Lessons Learned From ‘She Called Me Woman’ (Entry 7)

Lessons Learned From ‘She Called Me Woman’ (Entry 7)

[Click here for LESSON 6]

LESSON 7

From the chapter, ‘If You Want Lesbian, Go To Room 24’, RD says:

“I am out to everyone at home. Hiding is not the thing for me. I mean, I am out there. Even if I try to hide, you would see me and go, ‘Hmm, there is something about this one.’ It’s there so I don’t hide.”

 

This passage made me remember a friend I once had. He was effeminate, loved to hook up with boys, loved to hang out with boys, and simply loved to be a queen about his existence. We used to tease him back then in school that he had no closet, or that he had one but it was made of glass walls. He was a talking, walking, breathing personification of a rainbow.

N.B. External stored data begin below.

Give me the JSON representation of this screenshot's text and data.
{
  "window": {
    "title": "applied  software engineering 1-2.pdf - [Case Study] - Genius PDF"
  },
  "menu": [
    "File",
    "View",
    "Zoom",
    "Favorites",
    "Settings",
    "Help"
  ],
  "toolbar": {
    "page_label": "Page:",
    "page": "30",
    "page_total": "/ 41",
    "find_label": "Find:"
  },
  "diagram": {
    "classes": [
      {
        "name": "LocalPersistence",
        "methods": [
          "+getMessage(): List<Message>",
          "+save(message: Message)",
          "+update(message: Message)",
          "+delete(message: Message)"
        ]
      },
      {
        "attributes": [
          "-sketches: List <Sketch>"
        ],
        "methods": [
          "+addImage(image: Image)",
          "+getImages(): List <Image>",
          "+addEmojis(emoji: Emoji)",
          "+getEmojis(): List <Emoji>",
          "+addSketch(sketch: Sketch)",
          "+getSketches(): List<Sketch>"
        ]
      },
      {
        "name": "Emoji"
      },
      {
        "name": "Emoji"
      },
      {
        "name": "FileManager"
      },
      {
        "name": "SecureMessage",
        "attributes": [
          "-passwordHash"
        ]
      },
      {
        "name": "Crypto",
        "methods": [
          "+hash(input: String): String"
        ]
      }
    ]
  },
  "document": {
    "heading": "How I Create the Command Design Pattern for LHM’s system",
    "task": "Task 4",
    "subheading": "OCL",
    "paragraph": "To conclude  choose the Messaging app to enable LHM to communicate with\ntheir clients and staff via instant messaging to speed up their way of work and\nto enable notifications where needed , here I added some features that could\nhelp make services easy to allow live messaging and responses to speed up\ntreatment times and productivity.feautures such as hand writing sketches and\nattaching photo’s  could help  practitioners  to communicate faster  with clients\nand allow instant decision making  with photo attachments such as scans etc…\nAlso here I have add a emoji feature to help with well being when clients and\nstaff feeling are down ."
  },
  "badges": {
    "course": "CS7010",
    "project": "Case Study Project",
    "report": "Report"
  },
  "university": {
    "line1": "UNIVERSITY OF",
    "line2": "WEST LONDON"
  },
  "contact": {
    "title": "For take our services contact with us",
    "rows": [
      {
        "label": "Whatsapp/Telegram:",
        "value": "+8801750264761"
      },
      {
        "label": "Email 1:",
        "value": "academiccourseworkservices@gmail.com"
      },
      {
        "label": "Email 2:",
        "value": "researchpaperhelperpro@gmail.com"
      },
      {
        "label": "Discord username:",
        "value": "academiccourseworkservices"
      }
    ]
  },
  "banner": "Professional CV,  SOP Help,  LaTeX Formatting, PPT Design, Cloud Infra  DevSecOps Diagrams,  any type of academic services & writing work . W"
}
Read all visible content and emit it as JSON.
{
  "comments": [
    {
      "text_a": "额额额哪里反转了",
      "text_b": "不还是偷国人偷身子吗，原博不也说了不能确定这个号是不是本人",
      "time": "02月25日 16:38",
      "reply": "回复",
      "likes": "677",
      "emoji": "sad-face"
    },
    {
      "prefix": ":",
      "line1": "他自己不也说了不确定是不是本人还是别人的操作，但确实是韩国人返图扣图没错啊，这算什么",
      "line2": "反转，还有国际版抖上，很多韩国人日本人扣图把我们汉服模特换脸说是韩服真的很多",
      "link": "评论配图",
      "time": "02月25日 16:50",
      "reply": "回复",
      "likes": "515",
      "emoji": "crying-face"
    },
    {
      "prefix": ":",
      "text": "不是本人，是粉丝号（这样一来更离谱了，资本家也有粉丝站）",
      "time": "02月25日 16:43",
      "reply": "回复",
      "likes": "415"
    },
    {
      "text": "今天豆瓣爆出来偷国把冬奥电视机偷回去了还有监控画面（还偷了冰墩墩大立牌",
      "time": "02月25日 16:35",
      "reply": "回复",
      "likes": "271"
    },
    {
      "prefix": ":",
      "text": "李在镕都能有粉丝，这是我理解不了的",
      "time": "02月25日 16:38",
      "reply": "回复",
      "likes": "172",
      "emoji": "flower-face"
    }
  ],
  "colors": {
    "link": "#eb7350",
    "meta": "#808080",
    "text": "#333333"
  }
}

Then we went home for holidays and returned for the next semester to meet a friend who had become resentful of this overt impression he gave of his homosexuality. He didn’t stop being effeminate. He didn’t stop hooking up with guys or hanging out with guys. But he began to snap at us every time talk about how he had no closet came up. And he was often very emphatic in his denial whenever anyone asked if he was gay. Where before he used to thrive on the compliments about how he was living loud and proud, he began to resent those declarations, interpreting them as insults to him.

Recounting this isn’t me judging him or trying to scold any effeminate gay person out there fighting the foregone conclusion people have of them about their sexuality. When my friend began acting out, I felt sorry for him because I wondered if he had suffered anything to make him suddenly this deeply ashamed of who he was. Thinking about him makes me wonder at some of the down-low guys I currently know who come to LGBT spaces and flare up whenever someone they’ve just encountered presumes right after the “hellos” that they are gay. One such guy I know once fumed: “…Imagine! How can he just assume I am into guys, just like that?! It’s not like I shele or behave like a woman. How can he just assume…!” Ad when someone pointed out that the guy he was pissed at probably had good gaydar, he shut it down as nonsense. “Gaydar only works on those who exhibit signs of being feminine,” he raged. “I am a guy! A guy! I am straight-acting as fuck!”

SMH! It must be such a heavy burden to go about life as a gay man living with the fear that the way you may have walked or gestured with your hand or how you’ve laughed or the way you stand may give you away as a gay man before you’ve had the chance to even admit it.

Accepting that there’s nothing wrong with who you are is one way to not live with that fear.